Iron ore prices moving higher as China steel production rises – by Lawrence Williams ( – August 15, 2013)

After a bit of a dip, iron ore prices are on the rise as Chinese steel production begins to increase again and the world’s top diversified miners will be the likely principal beneficiaries.

LONDON (MINEWEB)  – It should not have escaped anyone who follows the global mining sector’s attention that the world’s three biggest mining companies by a long way, BHP, Rio Tinto and Vale, are also the three biggest miners of high grade iron ore.

There had been much discussion of how these would fare in a Chinese downturn, given that China is by far the world’s largest importer of iron ore and there was comment that iron ore prices would fall dramatically, thus decimating the big three’s revenues and profits – exacerbated perhaps by the fact that they are all growing production with the inevitable additional costs that involves.

What the observers seemed to have failed to take into account is that China, in a recession, is still the equivalent of anyone else in a mega growth phase! Growth falling perhaps from 10% plus per annum to maybe 6 or 7% – figures western economies would give their eye teeth for!

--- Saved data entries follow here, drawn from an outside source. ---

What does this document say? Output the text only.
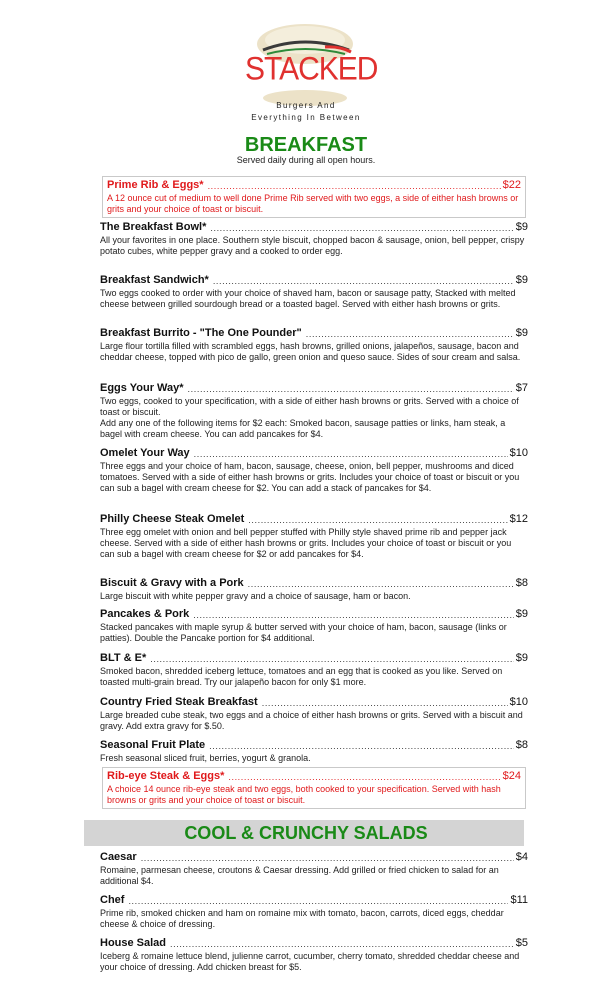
STACKED
Burgers And
Everything In Between
BREAKFAST
Served daily during all open hours.
Prime Rib & Eggs* .....	$22
A 12 ounce cut of medium to well done Prime Rib served with two eggs, a side of either hash browns or grits and your choice of toast or biscuit.
The Breakfast Bowl* .....	$9
All your favorites in one place. Southern style biscuit, chopped bacon & sausage, onion, bell pepper, crispy potato cubes, white pepper gravy and a cooked to order egg.
Breakfast Sandwich* .....	$9
Two eggs cooked to order with your choice of shaved ham, bacon or sausage patty, Stacked with melted cheese between grilled sourdough bread or a toasted bagel. Served with either hash browns or grits.
Breakfast Burrito - "The One Pounder" .....	$9
Large flour tortilla filled with scrambled eggs, hash browns, grilled onions, jalapeños, sausage, bacon and cheddar cheese, topped with pico de gallo, green onion and queso sauce. Sides of sour cream and salsa.
Eggs Your Way* .....	$7
Two eggs, cooked to your specification, with a side of either hash browns or grits. Served with a choice of toast or biscuit.
Add any one of the following items for $2 each: Smoked bacon, sausage patties or links, ham steak, a bagel with cream cheese. You can add pancakes for $4.
Omelet Your Way .....	$10
Three eggs and your choice of ham, bacon, sausage, cheese, onion, bell pepper, mushrooms and diced tomatoes. Served with a side of either hash browns or grits. Includes your choice of toast or biscuit or you can sub a bagel with cream cheese for $2. You can add a stack of pancakes for $4.
Philly Cheese Steak Omelet .....	$12
Three egg omelet with onion and bell pepper stuffed with Philly style shaved prime rib and pepper jack cheese. Served with a side of either hash browns or grits. Includes your choice of toast or biscuit or you can sub a bagel with cream cheese for $2 or add pancakes for $4.
Biscuit & Gravy with a Pork .....	$8
Large biscuit with white pepper gravy and a choice of sausage, ham or bacon.
Pancakes & Pork .....	$9
Stacked pancakes with maple syrup & butter served with your choice of ham, bacon, sausage (links or patties). Double the Pancake portion for $4 additional.
BLT & E* .....	$9
Smoked bacon, shredded iceberg lettuce, tomatoes and an egg that is cooked as you like. Served on toasted multi-grain bread. Try our jalapeño bacon for only $1 more.
Country Fried Steak Breakfast .....	$10
Large breaded cube steak, two eggs and a choice of either hash browns or grits. Served with a biscuit and gravy. Add extra gravy for $.50.
Seasonal Fruit Plate .....	$8
Fresh seasonal sliced fruit, berries, yogurt & granola.
Rib-eye Steak & Eggs* .....	$24
A choice 14 ounce rib-eye steak and two eggs, both cooked to your specification. Served with hash browns or grits and your choice of toast or biscuit.
COOL & CRUNCHY SALADS
Caesar .....	$4
Romaine, parmesan cheese, croutons & Caesar dressing. Add grilled or fried chicken to salad for an additional $4.
Chef .....	$11
Prime rib, smoked chicken and ham on romaine mix with tomato, bacon, carrots, diced eggs, cheddar cheese & choice of dressing.
House Salad .....	$5
Iceberg & romaine lettuce blend, julienne carrot, cucumber, cherry tomato, shredded cheddar cheese and your choice of dressing. Add chicken breast for $5.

Now, Germany’s Commerzbank tells us that the price of iron ore landed at the Chinese port of Tianjin appears to be capable of going in only one direction at the moment – upwards. Yesterday it achieved $142.8 per ton, its highest level in five months and the mega miners will be benefitting accordingly given they control the huge bulk of seaborne iron ore trade.

It is also why the next mining company in line, Anglo American, although a significant iron ore miner in its own right through Kumba, has been desperately trying to raise its iron ore production profile through the seemingly badly timed, and financially draining, Minas Rio acquisition in Brazil and why companies are keen to spend huge sums on infrastructure to develop mega iron ore deposits like Simandou in Guinea.

As Commerzbank further points out, since the beginning of the third quarter, the iron ore price has already gained 23% or $26 with China, in its downturn, still producing a great deal of steel. According to figures quoted by the bank from China’s National Bureau of Statistics, steel production in July totalled 65.5 million tonnes, which is 6.2% up year-on-year. In the first seven months of the year, 455.8 million tonnes of steel were produced, 7.1% more than last year.